An anxiety support group is a place where people living with anxiety can:

  • connect
  • share experiences and tips
  • support one another

Some support groups are led by trained professionals while others simply offer peer support without a specific agenda.

If you didn’t find what you were looking for in this list, here are a few things to keep in mind when looking for an anxiety support group that suits your needs:

  • Do you want to attend an online or in-person group?
  • Do you want a group that’s primarily peer support or one led by a trained professional?
  • Do you prefer talking to one person at a time or posting on a forum?
  • Do you want a free group or are you OK with paying a fee?
  • Are you looking for anxiety support within a specific community, such as veterans, People of Color, LGBTQIA+ folks, or new moms?
  • Do you prefer a structured format that follows a curriculum or a more free-flowing format?
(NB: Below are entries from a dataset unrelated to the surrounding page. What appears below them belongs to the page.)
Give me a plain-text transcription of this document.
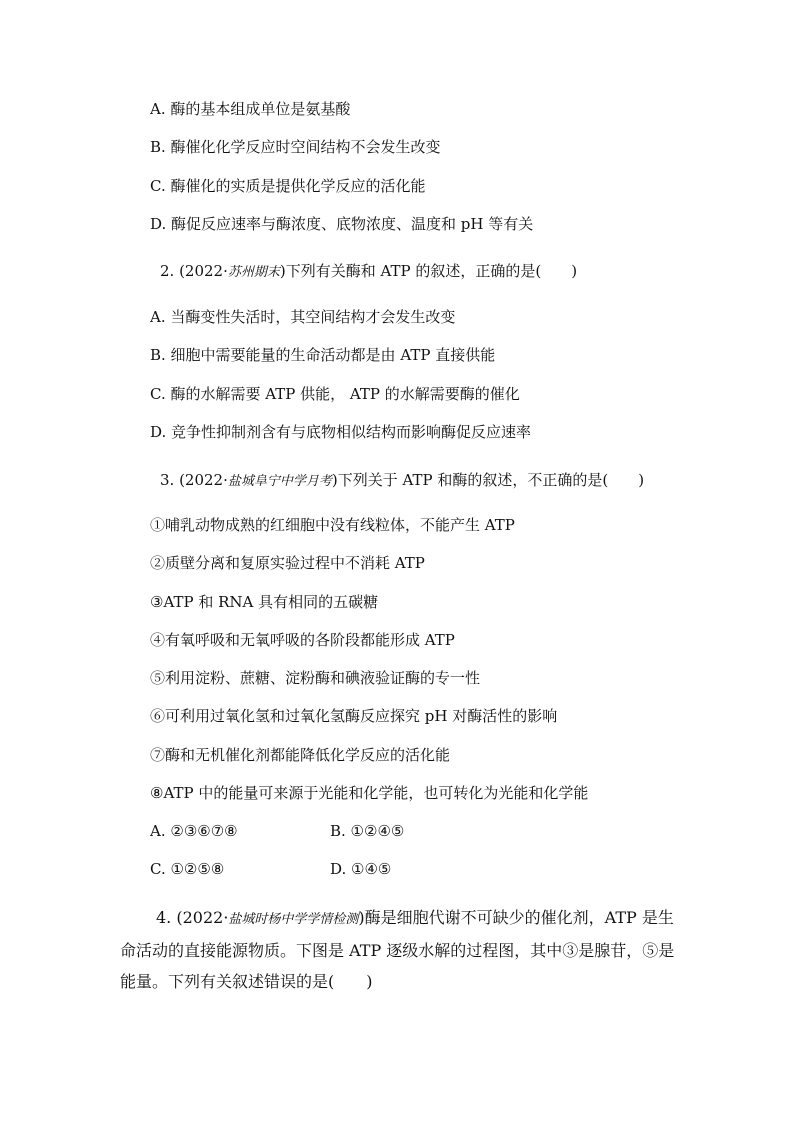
A. 酶的基本组成单位是氨基酸
B. 酶催化化学反应时空间结构不会发生改变
C. 酶催化的实质是提供化学反应的活化能
D. 酶促反应速率与酶浓度、底物浓度、温度和 pH 等有关
2. (2022·苏州期末)下列有关酶和 ATP 的叙述，正确的是(　　)
A. 当酶变性失活时，其空间结构才会发生改变
B. 细胞中需要能量的生命活动都是由 ATP 直接供能
C. 酶的水解需要 ATP 供能， ATP 的水解需要酶的催化
D. 竞争性抑制剂含有与底物相似结构而影响酶促反应速率
3. (2022·盐城阜宁中学月考)下列关于 ATP 和酶的叙述，不正确的是(　　)
①哺乳动物成熟的红细胞中没有线粒体，不能产生 ATP
②质壁分离和复原实验过程中不消耗 ATP
③ATP 和 RNA 具有相同的五碳糖
④有氧呼吸和无氧呼吸的各阶段都能形成 ATP
⑤利用淀粉、蔗糖、淀粉酶和碘液验证酶的专一性
⑥可利用过氧化氢和过氧化氢酶反应探究 pH 对酶活性的影响
⑦酶和无机催化剂都能降低化学反应的活化能
⑧ATP 中的能量可来源于光能和化学能，也可转化为光能和化学能
A. ②③⑥⑦⑧	B. ①②④⑤
C. ①②⑤⑧	D. ①④⑤
4. (2022·盐城时杨中学学情检测)酶是细胞代谢不可缺少的催化剂，ATP 是生命活动的直接能源物质。下图是 ATP 逐级水解的过程图，其中③是腺苷，⑤是能量。下列有关叙述错误的是(　　)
For best results, it’s important to attend or make use of the group regularly. A small 2020 study found that online and offline peer support groups are central to recovery from mental health conditions.

What is the purpose of a support group for anxiety?

For many people, living with anxiety is a lonely experience. Online support groups bring people together to share thoughts and feelings, learn coping strategies, and hear stories of others that can be validating to your own experience.

Online anxiety support groups often fill a gap between medical treatment for anxiety and the need for emotional support, helping members feel less alone.

Whether you have access to other mental health support or not, online anxiety support groups offer fellowship, understanding, and a safe space to share and connect with others — all from the comfort of your own home.

How do online support groups differ from in-person support groups?

Online support groups are becoming increasingly popular, as a convenient, affordable, and accessible alternative to in-person groups. These groups offer accessibility, flexibility, and privacy. People with social anxiety may find online groups less intimidating to participate in.

In-person anxiety support groups give members the chance to engage in face-to-face interactions, which may make relationship building and fostering connections a little easier for some.

How are anxiety support groups structured?

Anxiety support groups can be structured in a variety of ways. Some groups follow a curriculum while others allow the members to choose the topics, just go with the flow, or a combination of both.

Support groups can also have different types of facilitators.

Professional-led groups are those guided by a licensed mental health professional. Other groups are led by peer facilitators — people who live with an anxiety disorder but who’ve made significant progress in managing their symptoms. These peer facilitators often receive training before leading a support group.

Self-help groups tend to be those organized and managed by members (peers) with no professionals guiding the conversations.

Some support groups are ongoing, while others have a specific number of sessions.

And, of course, some are online while others are face-to-face.

You may need to try both online and in-person support groups to determine which is the best fit for you. There may be times you prefer the ease of online groups and others where you crave in-person interactions. So it’s also OK to switch between these formats or make use of both at the same time.

Online support groups won’t treat anxiety on their own, but having access to peer support can be very helpful in managing anxiety in your daily life.

You may be nervous about sharing personal issues with people you’ve just met when you first joined a group. Try to listen and warm up to others in the group. Over time, you may feel more comfortable sharing your own experiences.

It’s important to remember that a support group isn’t a substitute for professional mental health care. If you need help coping with your anxiety beyond what a support group can provide, talking with a doctor or therapist might be best.